I had a moment of disappointment about this day's timetable (although I realised it on the train on the way). There was something in the timetable called "Public Benefit" and I thought - oh good, we're going to go and do some local mission project of benefit to Chester. Unfortunately no - it was a talk about charity law. I still think we're missing an opportunity to do some mission and raise our profile at GA.

Thursday, April 16, 2009

GA 09: Day One

Evening. I'm back here in the computer room in Chester, after coming out of the bar, offering a few relfections after the first day of the Unitarian General Assembly Annual Meetings 2009.

After a number of a travel hiccups I managed to get here in time for the start of the Minister's Pre-Conference. Nothing much to say about that.

Went to the John Relly Beard lecture with someone talking about ministry and trade unions. Then I was in with the youth group helping them plan their worship for tomorrow.

I went to the Ministerial Pension Fund AGM, nothing much interesting to say about that, but thought I ought to go because, well, it is kind of important to me now.

Opening Celebrations - seem to have become less and less celebratory over the last few years. It has become another service like the Anniversary Service, when I would really like it to be something a bit different.

Then UniPride (the GLBT Unitarian group) - where Andy Pakula, the Minister of Newingoton Green and Islington Unitarians spoke about his congregation's stand of not performing different-sex marriages until the same rights are available to same-sex couples to get married. It was an interesting meeting.

Two random thoughts:

1. These Meetings are not at all newcomer friendly. If I were here as the sole congregational delegate for the first time, and didn't know anyone here, I'd be completely confused and not have any idea what's going on. This is an issue we really need to deal with.

2. It strikes me that our problem is our we're the size of a movement, and yet we have all the baggage of an institution. We could be ten times the size we are with this number of committees and organisations (a functional institution). Or we could be the size we are (a few thousand) and with loose, dynamic, leadership and organisation (a functional movement). In some ways we have the worst of both worlds.

Lewis.

Monday, April 13, 2009

GA 09

As Tim commented in the last post, I will be blogging live from our national Unitarian Annual Meetings. Reignite remains the only place to find info about what will be going on in Chester day-by-day. I'll be offering my own, entirely personal, biased, subjective reflections on what's going on, when I get a chance between meetings, or after the bar. It'll be fun. See you there.

Sunday, April 12, 2009

Unitarians in the Guardian

I should probably say something about Easter, but other than saying, "Happy Easter" I won't. You shoulda come along to church this morning if you wanted to hear what I had to say about that.

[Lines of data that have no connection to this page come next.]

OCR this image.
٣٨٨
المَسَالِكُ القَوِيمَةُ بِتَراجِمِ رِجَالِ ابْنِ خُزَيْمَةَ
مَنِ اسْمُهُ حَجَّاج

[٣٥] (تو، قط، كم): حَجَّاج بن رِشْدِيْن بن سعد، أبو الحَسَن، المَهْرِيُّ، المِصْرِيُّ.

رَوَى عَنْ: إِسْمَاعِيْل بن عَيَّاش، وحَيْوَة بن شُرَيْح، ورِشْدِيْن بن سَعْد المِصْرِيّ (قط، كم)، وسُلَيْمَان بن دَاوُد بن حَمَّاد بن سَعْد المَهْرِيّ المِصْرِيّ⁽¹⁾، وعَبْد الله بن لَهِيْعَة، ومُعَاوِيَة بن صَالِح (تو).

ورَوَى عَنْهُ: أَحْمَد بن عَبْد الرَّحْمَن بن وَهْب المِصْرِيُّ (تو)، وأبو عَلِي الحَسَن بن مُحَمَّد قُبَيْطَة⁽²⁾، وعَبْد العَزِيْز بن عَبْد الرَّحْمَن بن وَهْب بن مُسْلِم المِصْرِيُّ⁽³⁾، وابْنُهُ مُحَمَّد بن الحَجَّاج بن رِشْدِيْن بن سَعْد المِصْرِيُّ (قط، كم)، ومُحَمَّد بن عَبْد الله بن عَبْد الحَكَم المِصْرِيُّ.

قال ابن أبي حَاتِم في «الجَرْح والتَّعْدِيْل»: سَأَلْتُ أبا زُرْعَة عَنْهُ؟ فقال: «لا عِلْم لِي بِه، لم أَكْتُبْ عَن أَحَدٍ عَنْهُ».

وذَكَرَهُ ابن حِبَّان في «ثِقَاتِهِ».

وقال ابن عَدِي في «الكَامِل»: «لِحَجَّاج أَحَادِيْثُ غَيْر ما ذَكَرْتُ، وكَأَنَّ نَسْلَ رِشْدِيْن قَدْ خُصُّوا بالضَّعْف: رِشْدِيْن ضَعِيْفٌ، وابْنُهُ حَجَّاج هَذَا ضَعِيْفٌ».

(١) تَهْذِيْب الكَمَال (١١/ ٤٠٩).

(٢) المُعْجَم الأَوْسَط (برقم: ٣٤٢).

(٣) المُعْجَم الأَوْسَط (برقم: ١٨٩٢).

Instead I wanted to mention the coverage Unitarians have got in the Guardian. One, an article written by a Unitarian is here. And another, more critical (not overly negative, but critically engaged) is here. I only found the second article while searching for the first, I haven't heard anyone mention it before.

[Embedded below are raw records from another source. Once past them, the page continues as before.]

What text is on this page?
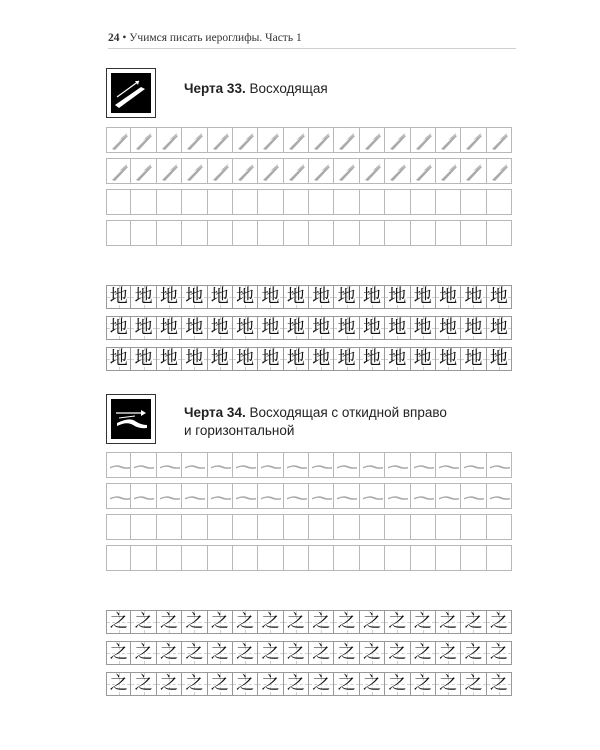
24 • Учимся писать иероглифы. Часть 1
Черта 33. Восходящая
地 地 地 地 地 地 地 地 地 地 地 地 地 地 地 地
地 地 地 地 地 地 地 地 地 地 地 地 地 地 地 地
地 地 地 地 地 地 地 地 地 地 地 地 地 地 地 地
Черта 34. Восходящая с откидной вправо
и горизонтальной
之 之 之 之 之 之 之 之 之 之 之 之 之 之 之 之
之 之 之 之 之 之 之 之 之 之 之 之 之 之 之 之
之 之 之 之 之 之 之 之 之 之 之 之 之 之 之 之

Both articles, and their comments, are worth considering. I want to make one point. In the comments section of the first article someone says something like, "If I were going to belong to a religion, I might do this one." I expect a lot of Guardian readers would have thought something like that. Unitarians probably get all excited about that, but the problem is that "if." Many people will agree with the kind of thing we're saying, but will never join a church.

This is an important point about Unitarian evangelism. It's not a matter of making people agree with us. Most of the country already agrees with us. But they see no reason to come to our congregations to agree. The issue is not agreement with our principles, the issue is showing people what difference belonging to a congregation makes in our lives. If belonging makes a difference, we need to witness that, if it doesn't make a difference, then we will not grow, and we don't deserve to.